Cmdr. Mike Anderson told county commissioners six counties (Yakima, Franklin, Benton, Lewis, Grays Harbor and Pacific) in Washington use Secure Communities, a program launched in 2008 by the U.S. Department of Homeland Security.
The program has been in the news because of questions raised by a subcommittee of the Homeland Security Advisory Council.
A recently issued report by the task force said the program has had “unintended local impacts” and has gone beyond the goal of targeting serious, violent offenders or repeat immigration violators.
The task force recommends that Immigration and Customs Enforcement “reaffirm that the Secure Communities program’s highest priority is to identify and remove aliens who pose a danger to national security or a risk to public safety.”
The concerns brought up in the report were not mentioned at a work session Wednesday with commissioners, who all support using Secure Communities.
Anderson said he expects it will be implemented at the Clark County Jail within 60 days.
Anderson said the sheriff’s office does not enforce immigration laws, but does notify federal authorities when people who are in the country illegally are in custody. It is then up to ICE officers in Seattle to determine whether to put a federal immigration hold on an inmate.

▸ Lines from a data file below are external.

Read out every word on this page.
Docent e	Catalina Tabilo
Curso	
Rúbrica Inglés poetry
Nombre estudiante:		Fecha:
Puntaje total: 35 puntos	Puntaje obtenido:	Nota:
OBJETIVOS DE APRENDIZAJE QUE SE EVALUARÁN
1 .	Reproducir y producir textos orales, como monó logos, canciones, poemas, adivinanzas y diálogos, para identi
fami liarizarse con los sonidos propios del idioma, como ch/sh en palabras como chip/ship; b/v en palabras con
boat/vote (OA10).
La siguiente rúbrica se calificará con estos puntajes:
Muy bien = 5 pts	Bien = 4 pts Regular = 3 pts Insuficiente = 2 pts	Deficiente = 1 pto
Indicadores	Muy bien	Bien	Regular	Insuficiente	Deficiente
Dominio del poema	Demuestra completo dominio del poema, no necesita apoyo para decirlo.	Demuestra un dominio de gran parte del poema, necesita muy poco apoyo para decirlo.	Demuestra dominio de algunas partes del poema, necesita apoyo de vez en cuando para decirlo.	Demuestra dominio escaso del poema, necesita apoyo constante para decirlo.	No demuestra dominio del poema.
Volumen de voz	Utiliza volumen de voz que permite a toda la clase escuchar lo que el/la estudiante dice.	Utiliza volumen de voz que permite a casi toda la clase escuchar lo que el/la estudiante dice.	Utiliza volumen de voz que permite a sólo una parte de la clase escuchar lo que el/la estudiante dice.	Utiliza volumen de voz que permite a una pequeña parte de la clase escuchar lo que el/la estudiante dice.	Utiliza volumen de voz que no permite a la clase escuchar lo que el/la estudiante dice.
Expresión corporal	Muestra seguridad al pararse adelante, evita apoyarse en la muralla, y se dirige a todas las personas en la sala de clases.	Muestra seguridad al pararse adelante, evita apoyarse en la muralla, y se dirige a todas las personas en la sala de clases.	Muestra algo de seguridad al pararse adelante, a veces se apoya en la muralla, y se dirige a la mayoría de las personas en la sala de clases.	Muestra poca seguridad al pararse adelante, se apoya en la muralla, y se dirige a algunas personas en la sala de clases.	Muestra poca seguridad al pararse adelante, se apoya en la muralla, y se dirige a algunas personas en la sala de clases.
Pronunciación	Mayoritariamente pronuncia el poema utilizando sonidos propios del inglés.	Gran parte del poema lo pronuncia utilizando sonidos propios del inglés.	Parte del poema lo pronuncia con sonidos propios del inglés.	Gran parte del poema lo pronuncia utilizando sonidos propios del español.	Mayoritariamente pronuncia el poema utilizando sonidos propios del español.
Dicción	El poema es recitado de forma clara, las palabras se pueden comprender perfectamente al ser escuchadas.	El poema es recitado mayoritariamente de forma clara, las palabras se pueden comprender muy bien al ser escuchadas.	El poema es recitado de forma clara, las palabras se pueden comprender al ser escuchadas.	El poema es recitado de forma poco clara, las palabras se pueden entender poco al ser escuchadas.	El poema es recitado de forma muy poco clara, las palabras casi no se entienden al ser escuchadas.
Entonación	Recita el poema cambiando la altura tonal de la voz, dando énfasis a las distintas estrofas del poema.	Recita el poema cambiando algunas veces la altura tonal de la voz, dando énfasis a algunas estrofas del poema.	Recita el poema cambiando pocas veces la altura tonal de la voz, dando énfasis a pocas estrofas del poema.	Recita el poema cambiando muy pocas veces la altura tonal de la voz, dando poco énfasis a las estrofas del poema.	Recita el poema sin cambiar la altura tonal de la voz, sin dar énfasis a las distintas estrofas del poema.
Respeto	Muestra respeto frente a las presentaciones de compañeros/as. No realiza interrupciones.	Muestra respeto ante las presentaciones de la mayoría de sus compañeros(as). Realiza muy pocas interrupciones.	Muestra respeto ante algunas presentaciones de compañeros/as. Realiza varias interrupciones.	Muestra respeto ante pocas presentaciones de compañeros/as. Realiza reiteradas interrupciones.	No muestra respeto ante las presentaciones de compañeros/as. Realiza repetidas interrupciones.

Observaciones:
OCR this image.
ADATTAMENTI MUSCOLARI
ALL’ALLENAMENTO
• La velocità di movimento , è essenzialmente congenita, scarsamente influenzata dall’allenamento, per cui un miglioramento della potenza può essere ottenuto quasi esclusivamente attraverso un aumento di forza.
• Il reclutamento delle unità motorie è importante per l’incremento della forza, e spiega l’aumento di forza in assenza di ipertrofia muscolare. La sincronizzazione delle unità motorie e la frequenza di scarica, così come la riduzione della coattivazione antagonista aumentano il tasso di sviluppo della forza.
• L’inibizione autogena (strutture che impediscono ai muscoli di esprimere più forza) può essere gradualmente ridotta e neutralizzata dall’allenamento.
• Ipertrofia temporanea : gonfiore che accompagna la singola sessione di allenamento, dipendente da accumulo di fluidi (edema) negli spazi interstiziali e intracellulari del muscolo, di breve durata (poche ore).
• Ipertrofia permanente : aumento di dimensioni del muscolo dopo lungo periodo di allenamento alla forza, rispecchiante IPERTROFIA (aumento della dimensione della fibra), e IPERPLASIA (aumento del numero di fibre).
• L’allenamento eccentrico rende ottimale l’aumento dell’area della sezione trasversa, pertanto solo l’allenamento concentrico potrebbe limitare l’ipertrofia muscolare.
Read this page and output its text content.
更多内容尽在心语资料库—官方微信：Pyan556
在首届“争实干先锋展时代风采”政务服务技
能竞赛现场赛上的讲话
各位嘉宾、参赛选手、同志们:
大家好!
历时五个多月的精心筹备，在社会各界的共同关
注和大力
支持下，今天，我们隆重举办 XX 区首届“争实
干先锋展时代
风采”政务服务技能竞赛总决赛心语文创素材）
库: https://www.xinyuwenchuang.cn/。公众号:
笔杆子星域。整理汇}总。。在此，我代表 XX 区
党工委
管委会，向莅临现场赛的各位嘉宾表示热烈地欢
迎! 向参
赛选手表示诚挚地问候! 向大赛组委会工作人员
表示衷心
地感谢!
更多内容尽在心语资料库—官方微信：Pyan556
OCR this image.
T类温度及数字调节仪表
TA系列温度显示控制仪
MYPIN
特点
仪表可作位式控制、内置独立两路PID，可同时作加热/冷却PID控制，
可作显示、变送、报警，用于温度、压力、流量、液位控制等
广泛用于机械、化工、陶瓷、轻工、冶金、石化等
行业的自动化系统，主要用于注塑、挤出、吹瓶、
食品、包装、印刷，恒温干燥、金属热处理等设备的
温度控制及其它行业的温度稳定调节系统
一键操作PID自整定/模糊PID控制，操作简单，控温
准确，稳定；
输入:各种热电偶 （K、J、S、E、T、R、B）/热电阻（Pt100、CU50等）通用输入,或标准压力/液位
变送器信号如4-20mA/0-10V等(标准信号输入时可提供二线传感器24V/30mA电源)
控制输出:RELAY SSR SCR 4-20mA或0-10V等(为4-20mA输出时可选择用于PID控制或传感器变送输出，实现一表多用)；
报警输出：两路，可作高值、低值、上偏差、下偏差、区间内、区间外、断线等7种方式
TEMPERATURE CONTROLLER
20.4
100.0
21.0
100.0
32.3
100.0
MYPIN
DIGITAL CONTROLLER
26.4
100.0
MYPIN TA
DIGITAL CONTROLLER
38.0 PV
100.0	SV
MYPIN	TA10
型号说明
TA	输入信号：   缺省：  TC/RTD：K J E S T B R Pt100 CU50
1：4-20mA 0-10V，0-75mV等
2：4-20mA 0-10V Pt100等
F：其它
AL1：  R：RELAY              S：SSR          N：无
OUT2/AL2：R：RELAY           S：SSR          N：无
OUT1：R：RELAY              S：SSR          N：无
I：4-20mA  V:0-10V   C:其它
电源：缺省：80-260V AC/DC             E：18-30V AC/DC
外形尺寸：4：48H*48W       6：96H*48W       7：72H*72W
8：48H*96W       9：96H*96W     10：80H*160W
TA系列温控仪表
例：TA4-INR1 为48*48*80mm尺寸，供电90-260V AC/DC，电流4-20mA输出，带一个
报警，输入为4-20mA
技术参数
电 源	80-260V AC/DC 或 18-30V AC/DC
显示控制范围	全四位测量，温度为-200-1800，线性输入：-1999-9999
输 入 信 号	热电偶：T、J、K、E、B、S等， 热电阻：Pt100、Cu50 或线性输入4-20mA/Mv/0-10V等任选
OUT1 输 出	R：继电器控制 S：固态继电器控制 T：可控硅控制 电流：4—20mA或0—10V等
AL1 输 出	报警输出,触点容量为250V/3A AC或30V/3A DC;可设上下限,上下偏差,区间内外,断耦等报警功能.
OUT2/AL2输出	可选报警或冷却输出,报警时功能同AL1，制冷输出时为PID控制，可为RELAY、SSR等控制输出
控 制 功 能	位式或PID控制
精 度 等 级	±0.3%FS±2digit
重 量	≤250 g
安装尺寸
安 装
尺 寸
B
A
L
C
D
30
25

Currently, everyone booked into the jail is fingerprinted and asked where they are born, Anderson told commissioners.
For foreign nationals, the county contacts the respective embassy.
Fingerprints are sent to the Washington State Patrol and suspects are assigned a state identification number; the information then goes to the Federal Bureau of Investigation and the person receives a federal ID number.
Using Secure Communities will automate the process, Anderson said, and in addition to checking people against state and federal databases, which helps verify criminal history, the person’s fingerprints will be checked against the ICE database.
That will help the county identify people who lied about their citizenship status, Anderson said.
While some people who entered the United States illegally might not be in the ICE database, people who have overstayed student or work visas would be found, as well as people who were rejected for visas or those who have been caught trying to enter the country, Anderson said.
He told commissioners that typically 7 to 8 percent of inmates are foreign nationals, and the majority of those inmates are in jail on drug charges. Currently there are 50 foreign nationals in the county jail, he said, and 31 of them have ICE holds.
He said the ones who don’t have ICE holds illustrate a common problem, which is Eastern Europeans who were born in a country that no longer exists.
ICE may choose to initiate deportation proceedings against people who have served their time in the Clark County Jail.
People who are convicted of a crime and sentenced to more than one year in custody are sent to the Department of Corrections to serve the sentence in a state facility; the state notifies ICE before releasing the prisoner.
Inmates with federal immigration holds are housed at a detention center in Seattle, Anderson said.
Secure Communities would be the second immigration-related program endorsed by county commissioners.
Commissioners already require bidders on public contracts worth $25,000 or more to prove they have signed up with E-Verify, a federal database that allows them to check the citizenship of their workers.
Commissioners also heard Wednesday about Systematic Alien Verification for Entitlements program, or SAVE, a federal program that helps social service agencies determine an applicant’s immigration status.
Vanessa Gaston, director of the Clark County Community Services department, told commissioners that the program duplicates the state’s efforts to verify immigration status, with the exception of housing.
And inquiring about citizenship is easier said than done, she said, because of the way the county administers rental assistance.
The county contracts with nonprofit organizations that are specifically exempt from a federal requirement to inquire about citizenship status.
Commissioners Tom Mielke and Marc Boldt asked if the county could tell the nonprofits to inquire about citizenship and were told by Gaston and Administrator Bill Barron they would check with the Clark County Prosecutor’s Office on whether they can require nonprofit organizations to make the inquiry.